The CCRG study published its original results in 2005, which found that childhood leukaemia rates were elevated within 600 m or the highest voltage power lines in the UK. It then published an update in 2014. This found that the effect - the elevated leukaemia rates - were highest in the 1960s then declined over the subsequent decades, a frankly puzzling finding! This is the main results graph from the 2014 paper:
But that latter paper analysed the leukaeia rates in quite broad bands - 0-200 m and 200-600 m. In 2018, CCRG published a Note, which looked at the rates in finer bands. This found that when you look at these finer bands, you no longer get a pattern of the highest rates closest to the line. Instead, the rates are highest just a bit out from the line, about 100 or 200 m out. They decline further out, but they are also lower at the very closest distances. This is the results for 275 and 400 kV lines:
The results for 132 kV are similar but weaker....

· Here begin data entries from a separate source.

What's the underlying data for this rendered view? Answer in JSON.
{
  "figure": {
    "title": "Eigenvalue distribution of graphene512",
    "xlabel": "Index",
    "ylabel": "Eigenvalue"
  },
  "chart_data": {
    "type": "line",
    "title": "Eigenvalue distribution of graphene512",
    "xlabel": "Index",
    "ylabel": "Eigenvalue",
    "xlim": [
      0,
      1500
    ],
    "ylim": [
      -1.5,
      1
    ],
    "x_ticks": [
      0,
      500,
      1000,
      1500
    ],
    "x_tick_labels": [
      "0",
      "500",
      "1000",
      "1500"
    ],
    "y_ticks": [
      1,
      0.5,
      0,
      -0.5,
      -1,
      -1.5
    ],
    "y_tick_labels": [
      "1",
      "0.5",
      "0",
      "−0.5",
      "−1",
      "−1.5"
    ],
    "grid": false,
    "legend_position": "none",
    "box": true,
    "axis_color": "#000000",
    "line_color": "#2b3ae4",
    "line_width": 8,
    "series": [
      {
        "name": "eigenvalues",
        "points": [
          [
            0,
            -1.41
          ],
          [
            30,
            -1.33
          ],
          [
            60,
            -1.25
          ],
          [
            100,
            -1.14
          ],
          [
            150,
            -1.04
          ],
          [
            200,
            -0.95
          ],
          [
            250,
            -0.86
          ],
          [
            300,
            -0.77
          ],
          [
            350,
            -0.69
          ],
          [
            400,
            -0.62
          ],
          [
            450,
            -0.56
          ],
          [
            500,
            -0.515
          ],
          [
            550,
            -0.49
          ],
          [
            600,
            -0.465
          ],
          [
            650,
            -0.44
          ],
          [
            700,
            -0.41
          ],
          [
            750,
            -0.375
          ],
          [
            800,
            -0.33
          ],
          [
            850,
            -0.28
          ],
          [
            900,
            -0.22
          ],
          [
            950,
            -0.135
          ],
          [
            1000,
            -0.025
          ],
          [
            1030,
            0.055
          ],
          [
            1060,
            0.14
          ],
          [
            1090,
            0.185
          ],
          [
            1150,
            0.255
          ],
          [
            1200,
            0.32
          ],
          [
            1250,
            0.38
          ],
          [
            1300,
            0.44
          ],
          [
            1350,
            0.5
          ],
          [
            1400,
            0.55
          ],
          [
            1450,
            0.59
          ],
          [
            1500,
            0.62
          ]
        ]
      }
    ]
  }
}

Neither the authors nor anyone else knows what this really means. But it's probably fair to say it is the final nail in the coffin of any idea that this is a direct physical effect of the power lines. It seems more likely that whatever is going on is something indirect, perhaps an effect of how population characteristics vary with distance. The authors themselves speculate about whether it could be linked to residential mobility - how often people move house - although they are pretty cautious (they actually say that this looks like "the least implausible" candidate explanation).
see more on residential mobility and related theories
The abstract
J. Radiol. Prot. 38 (2018) N30–N35 (6pp)
Reanalysis of risks of childhood leukaemia with distance from overhead power lines in the UK
J Swanson and K J Bunch
Our previous study of childhood leukaemia and distance to high-voltage overhead power lines in the UK has been included in an international pooled analysis. That pooled analysis used different distance categories to those we did, which has focussed attention on the effect of that choice. We re-analyse our previous subjects, using finer distance categories. In the 1960s and 1970s, when we principally found an elevated risk, the risk did not fall monotonically with distance from the power line but had a maximum at 100–200 m. This weakens the evidence that any elevated risks are related to magnetic fields, and slightly strengthens the evidence for a possible effect involving residential mobility or other socioeconomic factors.
Status of CCRG
CCRG is now closed. Kathryn Bunch, formerly of CCRG, now works elsewhere in the University of Oxford and worked on this paper in her own time.